Tandis qu’elle prononçait ces mots d’une voix irritée, madame Lippevechzel saisissait tous les objets appartenant à sa locataire et les jetait en tas sur le plancher. Brisée, presque défaillante, la pauvre Catherine Ivanovna sauta à bas de son lit et s’élança sur Amalia Ivanovna. Mais la lutte était trop inégale ; la logeuse n’eut aucune peine à repousser cet assaut.

— Comment ! ce n’est pas assez d’avoir calomnié Sonia, cette créature s’en prend maintenant à moi ! Quoi ! le jour de l’enterrement de mon mari on m’expulse, après avoir reçu mon hospitalité, on me jette dans la rue avec mes enfants ! Mais où irai-je ? sanglotait la malheureuse femme.
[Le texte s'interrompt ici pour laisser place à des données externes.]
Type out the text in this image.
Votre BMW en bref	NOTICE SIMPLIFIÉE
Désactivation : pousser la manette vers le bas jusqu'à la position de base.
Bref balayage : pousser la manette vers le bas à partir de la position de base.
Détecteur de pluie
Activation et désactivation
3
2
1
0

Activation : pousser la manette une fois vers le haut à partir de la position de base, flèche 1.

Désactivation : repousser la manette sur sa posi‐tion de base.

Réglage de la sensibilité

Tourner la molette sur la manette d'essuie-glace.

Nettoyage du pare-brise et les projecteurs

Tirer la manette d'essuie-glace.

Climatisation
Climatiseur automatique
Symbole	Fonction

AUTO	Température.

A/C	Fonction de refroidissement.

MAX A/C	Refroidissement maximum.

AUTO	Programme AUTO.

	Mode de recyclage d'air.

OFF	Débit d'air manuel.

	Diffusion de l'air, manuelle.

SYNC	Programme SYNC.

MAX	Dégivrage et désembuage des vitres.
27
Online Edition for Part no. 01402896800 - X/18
Seigneur ! s’écria-t-elle tout à coup, en roulant des yeux étincelants, se peut-il donc qu’il n’y ait pas de justice ? Qui défendras-tu, si tu ne nous défends, nous qui sommes orphelins ? Mais nous verrons ! Il y a sur la terre des juges et des tribunaux, je m’adresserai à eux ! Attends un peu, créature impie ! Poletchka, reste avec les enfants, je vais revenir. Si l’on vous met à la porte, attendez-moi dans la rue ! Nous verrons s’il y a une justice dans ce monde !

Catherine Ivanovna mit sur sa tête ce même mouchoir vert en « drap de dame » dont il avait été question dans le récit de Marméladoff ; puis elle fendit la foule avinée et bruyante des locataires qui continuaient à encombrer la chambre et, le visage inondé de larmes, descendit dans la rue avec la résolution d’aller, coûte que coûte, chercher justice quelque part. Poletchka, épouvantée, serra contre elle son petit frère et sa petite sœur ; les trois enfants, blottis dans le coin près du coffre, attendirent en tremblant le retour de leur mère.